一向沉默的閆烏抱住閆奇的脖子:“爸爸辛苦了。”
閆奇感到脖子一熱,女兒哭了。
他很少見閆烏哭,有點慌亂,連忙把四個小傢伙摟進懷裡:
“沒事,爸爸最大的責任就是照顧你們。”
四個孩子望著爸爸,都笑了。
閆落認真地說:“我相信爸爸能做出全世界最好的傢俱!”
閆奇笑著摸摸她的頭。
他擁有魯班滿級匠藝,做傢俱易如反掌。
房子已經用世界級工藝裝修得氣派非凡,怎能配破舊桌椅?實在不協調。
現在有了頂級木匠技藝,加上青蛙帶來的一百塊錢——這可是普通工人兩三個月的工資,買木材足夠了。
閆奇簡單讓孩子們吃飽,便帶她們前往城西木材廠選料。
好傢俱需要好木材。
松、樟、桐、楊等雖好,但有的不耐腐蝕,有的易招蟲,有的紋理不清、韌性不足,不易切割雕刻。
比較下來,水曲柳和紅水杉最合適。
俗話說:木界南有水曲柳,北有紅水杉。
既然住在北方,首選自然是紅水杉。
閆奇帶著四個女兒走進木材城,直接詢問紅水杉。
店老闆打量他一眼:“有是有,但紅水杉是廠裡最好的木材,算鎮店之寶,價格可不便宜。

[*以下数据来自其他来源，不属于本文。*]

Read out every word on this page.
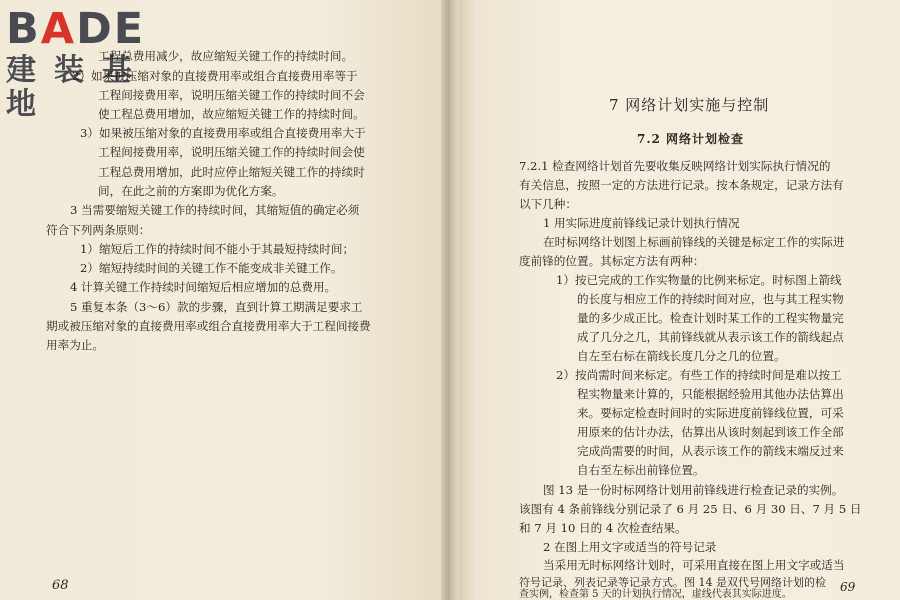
BADE
建装基地
工程总费用减少，故应缩短关键工作的持续时间。
2）如果被压缩对象的直接费用率或组合直接费用率等于
工程间接费用率，说明压缩关键工作的持续时间不会
使工程总费用增加，故应缩短关键工作的持续时间。
3）如果被压缩对象的直接费用率或组合直接费用率大于
工程间接费用率，说明压缩关键工作的持续时间会使
工程总费用增加，此时应停止缩短关键工作的持续时
间，在此之前的方案即为优化方案。
3 当需要缩短关键工作的持续时间，其缩短值的确定必须
符合下列两条原则：
1）缩短后工作的持续时间不能小于其最短持续时间；
2）缩短持续时间的关键工作不能变成非关键工作。
4 计算关键工作持续时间缩短后相应增加的总费用。
5 重复本条（3～6）款的步骤，直到计算工期满足要求工
期或被压缩对象的直接费用率或组合直接费用率大于工程间接费
用率为止。
68
7 网络计划实施与控制
7.2 网络计划检查
7.2.1 检查网络计划首先要收集反映网络计划实际执行情况的
有关信息，按照一定的方法进行记录。按本条规定，记录方法有
以下几种：
1 用实际进度前锋线记录计划执行情况
在时标网络计划图上标画前锋线的关键是标定工作的实际进
度前锋的位置。其标定方法有两种：
1）按已完成的工作实物量的比例来标定。时标图上箭线
的长度与相应工作的持续时间对应，也与其工程实物
量的多少成正比。检查计划时某工作的工程实物量完
成了几分之几，其前锋线就从表示该工作的箭线起点
自左至右标在箭线长度几分之几的位置。
2）按尚需时间来标定。有些工作的持续时间是难以按工
程实物量来计算的，只能根据经验用其他办法估算出
来。要标定检查时间时的实际进度前锋线位置，可采
用原来的估计办法，估算出从该时刻起到该工作全部
完成尚需要的时间，从表示该工作的箭线末端反过来
自右至左标出前锋位置。
图 13 是一份时标网络计划用前锋线进行检查记录的实例。
该图有 4 条前锋线分别记录了 6 月 25 日、6 月 30 日、7 月 5 日
和 7 月 10 日的 4 次检查结果。
2 在图上用文字或适当的符号记录
当采用无时标网络计划时，可采用直接在图上用文字或适当
符号记录、列表记录等记录方式。图 14 是双代号网络计划的检
查实例，检查第 5 天的计划执行情况，虚线代表其实际进度。
69
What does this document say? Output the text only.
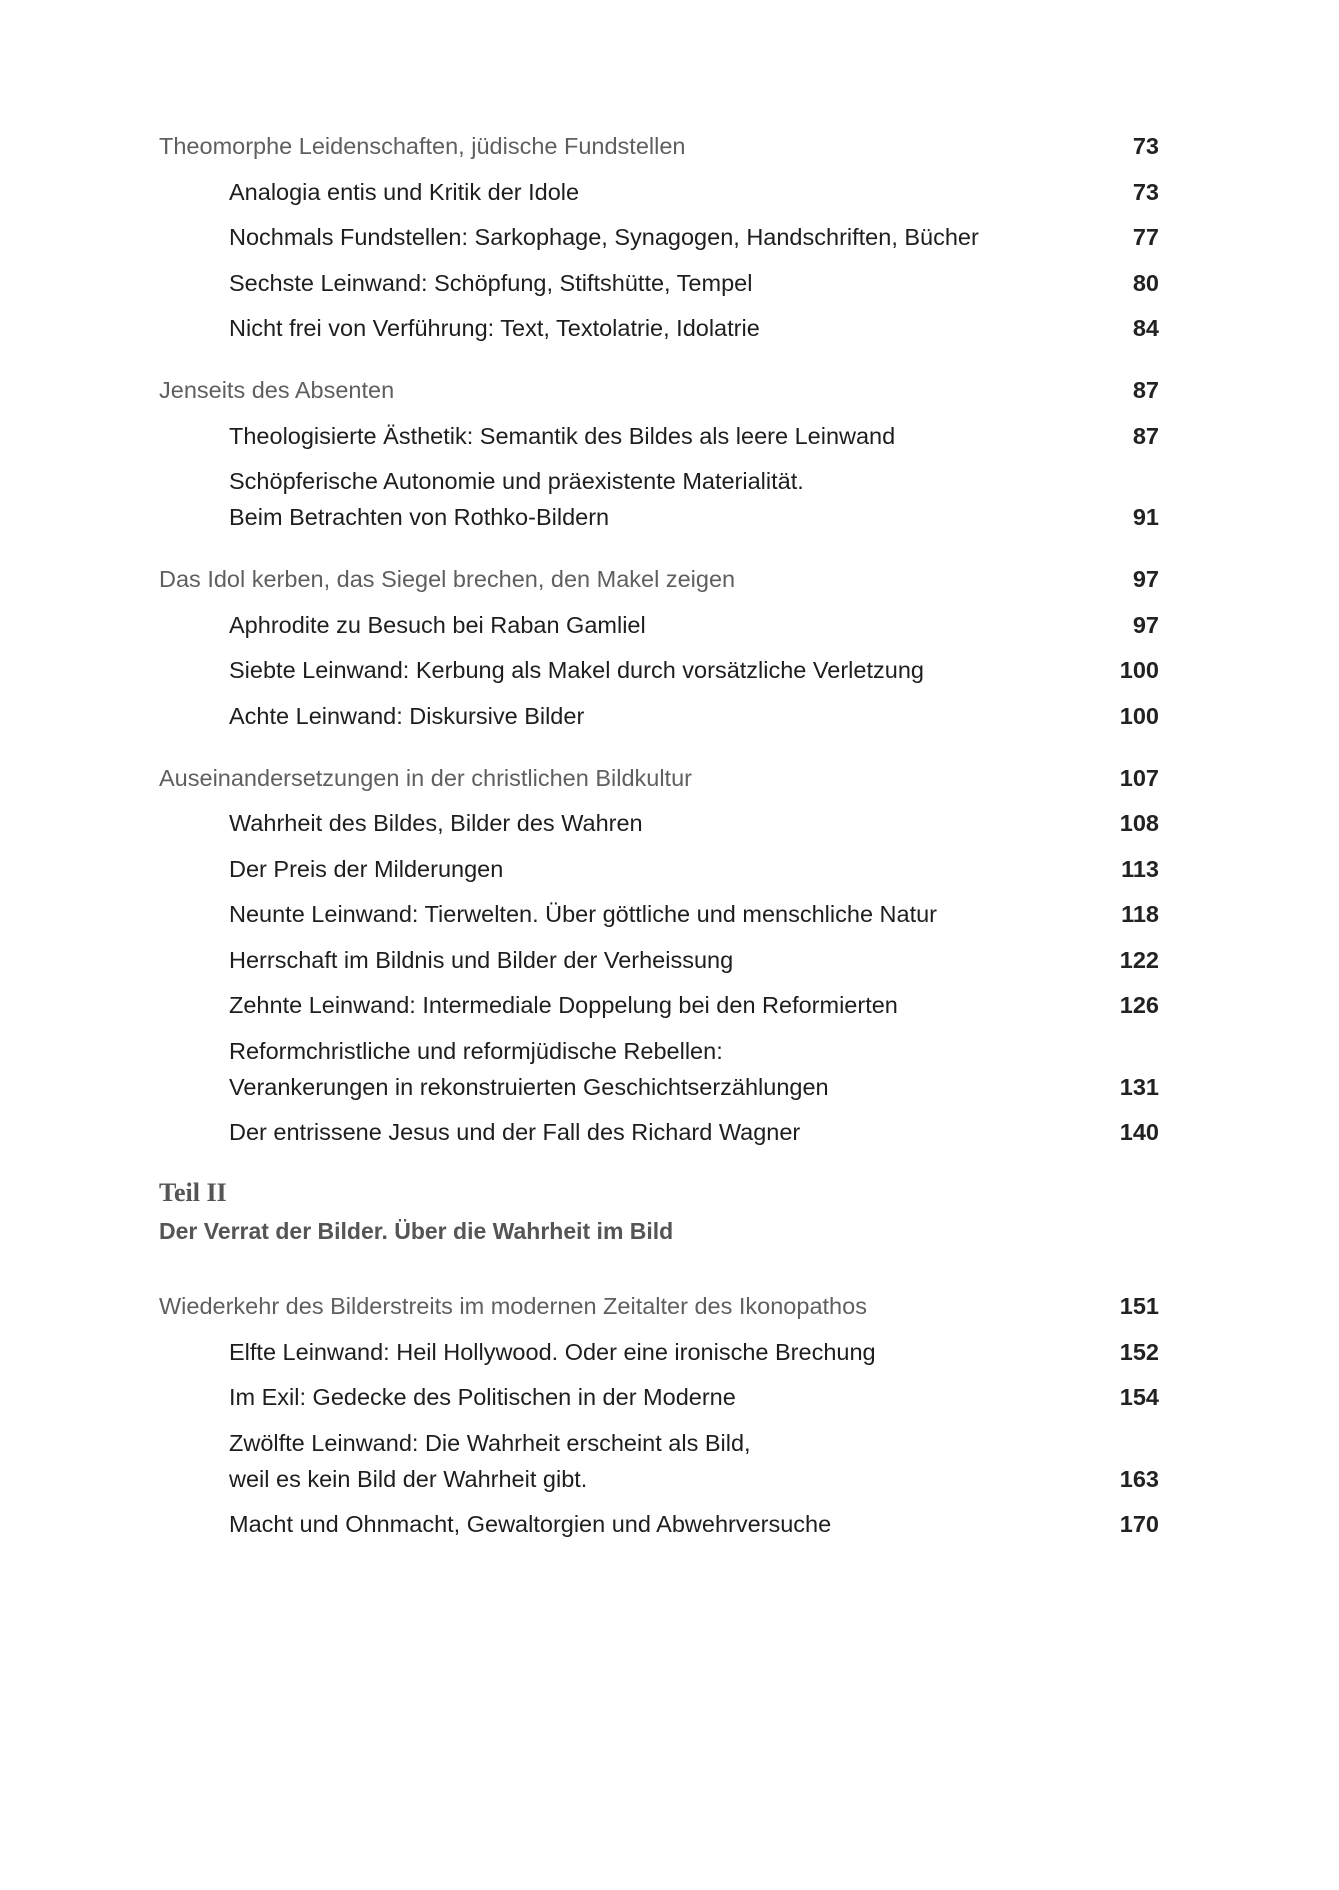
Theomorphe Leidenschaften, jüdische Fundstellen	73
Analogia entis und Kritik der Idole	73
Nochmals Fundstellen: Sarkophage, Synagogen, Handschriften, Bücher	77
Sechste Leinwand: Schöpfung, Stiftshütte, Tempel	80
Nicht frei von Verführung: Text, Textolatrie, Idolatrie	84
Jenseits des Absenten	87
Theologisierte Ästhetik: Semantik des Bildes als leere Leinwand	87
Schöpferische Autonomie und präexistente Materialität.
Beim Betrachten von Rothko-Bildern	91
Das Idol kerben, das Siegel brechen, den Makel zeigen	97
Aphrodite zu Besuch bei Raban Gamliel	97
Siebte Leinwand: Kerbung als Makel durch vorsätzliche Verletzung	100
Achte Leinwand: Diskursive Bilder	100
Auseinandersetzungen in der christlichen Bildkultur	107
Wahrheit des Bildes, Bilder des Wahren	108
Der Preis der Milderungen	113
Neunte Leinwand: Tierwelten. Über göttliche und menschliche Natur	118
Herrschaft im Bildnis und Bilder der Verheissung	122
Zehnte Leinwand: Intermediale Doppelung bei den Reformierten	126
Reformchristliche und reformjüdische Rebellen:
Verankerungen in rekonstruierten Geschichtserzählungen	131
Der entrissene Jesus und der Fall des Richard Wagner	140
Teil II
Der Verrat der Bilder. Über die Wahrheit im Bild
Wiederkehr des Bilderstreits im modernen Zeitalter des Ikonopathos	151
Elfte Leinwand: Heil Hollywood. Oder eine ironische Brechung	152
Im Exil: Gedecke des Politischen in der Moderne	154
Zwölfte Leinwand: Die Wahrheit erscheint als Bild,
weil es kein Bild der Wahrheit gibt.	163
Macht und Ohnmacht, Gewaltorgien und Abwehrversuche	170
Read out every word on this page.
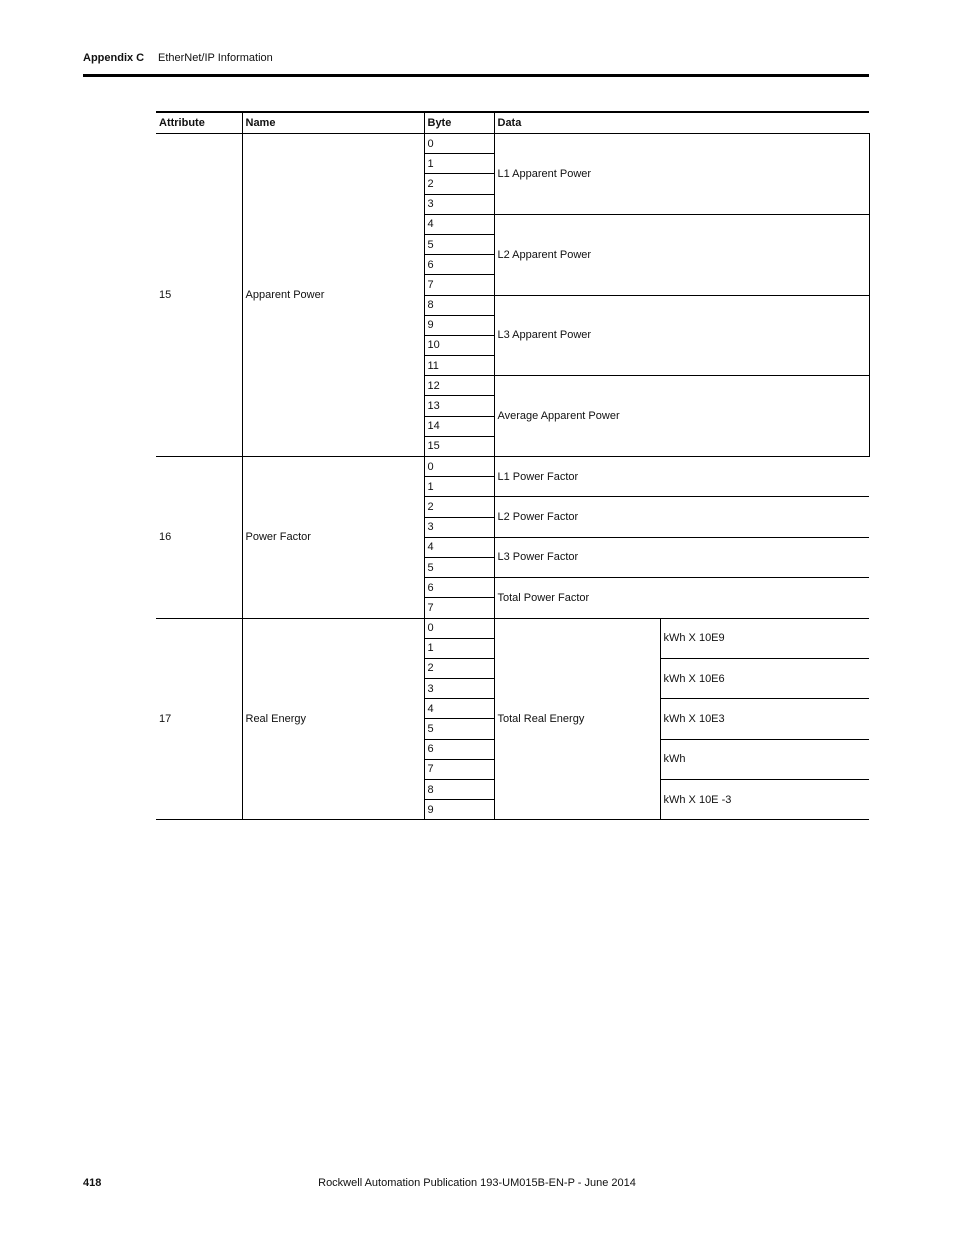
Appendix C EtherNet/IP Information
Attribute	Name	Byte	Data	
15	Apparent Power	0	L1 Apparent Power	
		1		
		2		
		3		
		4	L2 Apparent Power	
		5		
		6		
		7		
		8	L3 Apparent Power	
		9		
		10		
		11		
		12	Average Apparent Power	
		13		
		14		
		15		
16	Power Factor	0	L1 Power Factor	
		1		
		2	L2 Power Factor	
		3		
		4	L3 Power Factor	
		5		
		6	Total Power Factor	
		7		
17	Real Energy	0	Total Real Energy	kWh X 10E9
		1		
		2		kWh X 10E6
		3		
		4		kWh X 10E3
		5		
		6		kWh
		7		
		8		kWh X 10E -3
		9		
418	Rockwell Automation Publication 193-UM015B-EN-P - June 2014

”
閆奇笑笑:“給我裝四根,送到院裡。”
他環顧四周,本不打算親自來,但想到四合院和軋鋼廠楊廠長正缺一套傢俱,這機會不能錯過。
果然,沒多久就遇見楊廠長在廠裡選木材。
楊廠長正請老闆幫忙找會木工的人制作傢俱,老闆抱怨木工難找。
閆奇當即表示自己能接這活兒,條件是為他在軋鋼廠安排一個職位。
談妥價錢後,閆奇心情舒暢地回到了四合院。
此時,木材已經包裝整奇地送到了院內。
院子裡不少人都聚在一旁圍觀。
這個破落戶,買這麼多木料是想做甚麼?昨天剛裝修完房子,今天難道還打算親手打傢俱?